Within-species trait variation and competition across environmental gradients in Puerto Rican forests

Background/Question/Methods: Within-species trait variation is a recently debated mechanism for promoting plant coexistence. The hypothesis is that such variation allows individuals to avoid direct competition by having slightly different trait values than their neighbors while better matching their environments. Indeed, there is significant evidence that there is a large degree of intraspecific variation in plant characteristics or traits. Nevertheless, trait variation is often considered negligible in predictive models of plant trait distribution across environment. We use data for intra-specific variation in wood density (WD), specific leaf area (SLA), and stomatal density (SD) in 304 species across 124 forest plots in Puerto Rico. Species abundance and basal area are measured in plots along precipitation (10-3170 mm/yr), soil (limestone and volcanic), and elevation gradients (5-985 meters). We construct three Bayesian joint models of species occurrence and basal area as predicted by different environmental factors. The different modeling frameworks answer how these traits are distributed across environmental gradients. In doing so, they address how incorporating intraspecific trait variation into predictive models of species occurrence changes our species covariance matrix (i.e., the likelihood that species will coexist), after accounting for environmental constraints.

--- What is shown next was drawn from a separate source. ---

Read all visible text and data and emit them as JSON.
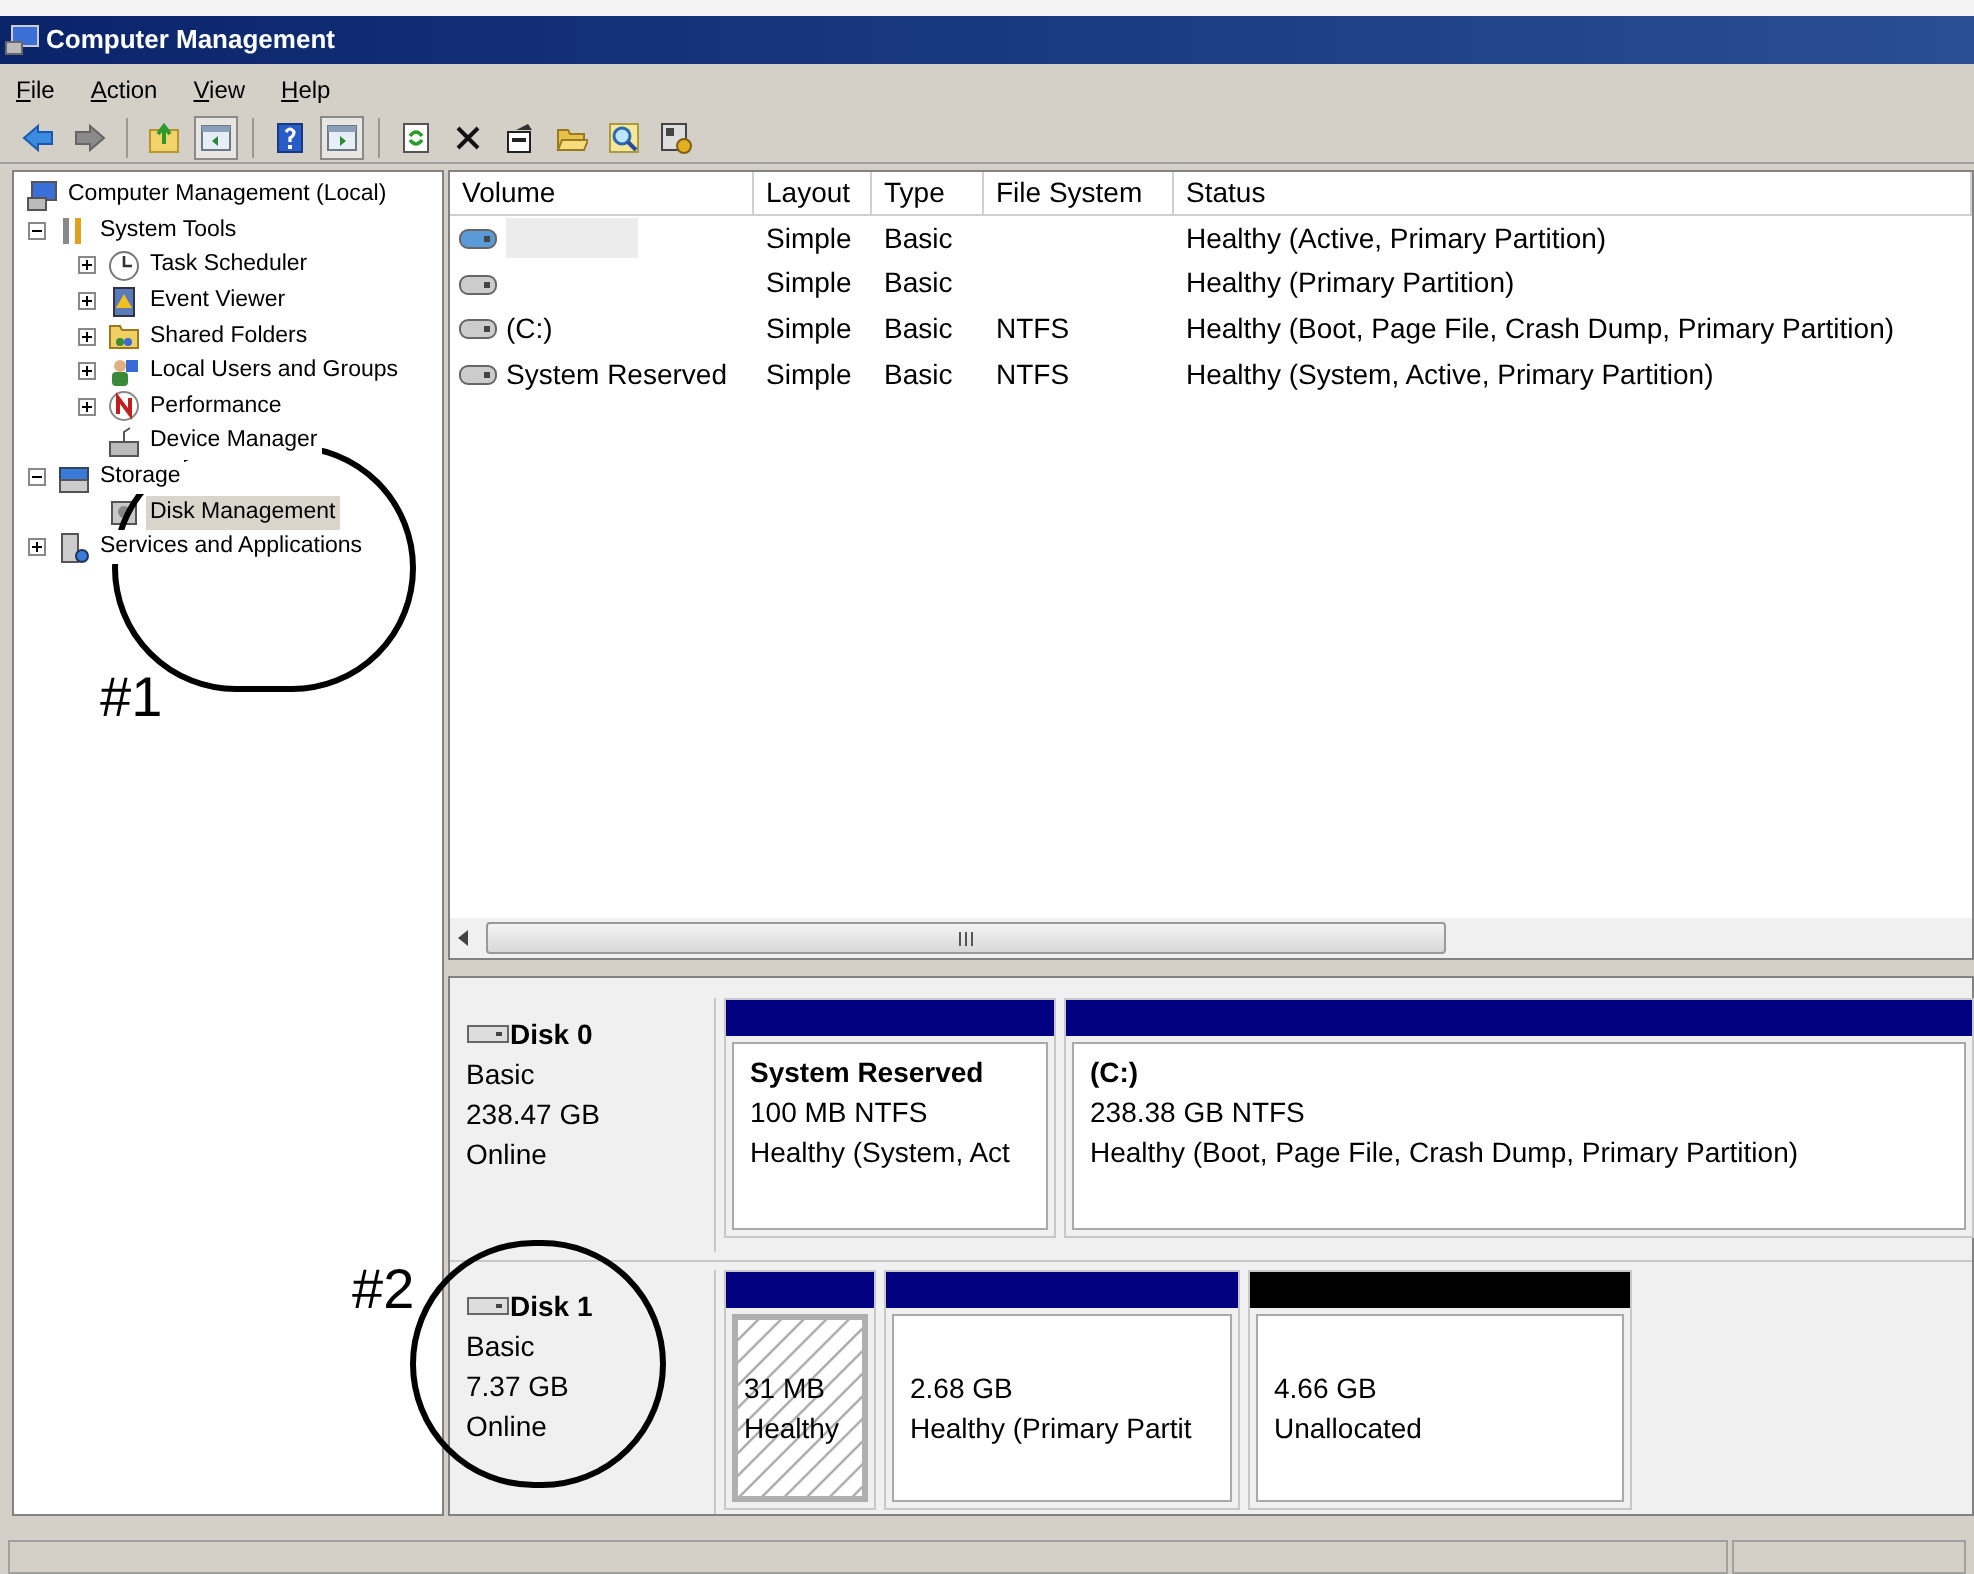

Results/Conclusions: Preliminary results show that the mean traits are correlated with environmental variables. Wood density positively responds to precipitation (β=0.031 ± 0.014) and negatively to elevation (β=-0.022±0.008). Stomatal density responds negatively to elevation (β=-0.006 ±0.002) and increases on volcanic soils (β=15.610 ± 7.691). Otherwise, these traits did not respond significantly to environmental covariates. We also see significant within-species variation in these traits. Intraspecific variation in wood density is only an order of magnitude higher than interspecific variation (0.081 versus 0.153 g cm-3), though there is much more inter- than intraspecific variation for specific leaf area (27.4 m2.kg−1 versus 14559.79 m2.kg−1). Future research on trait response to the environment should incorporate this within-species variation into their predictive models. Our work provides modeling frameworks to incorporate this variation rigorously in predictive models.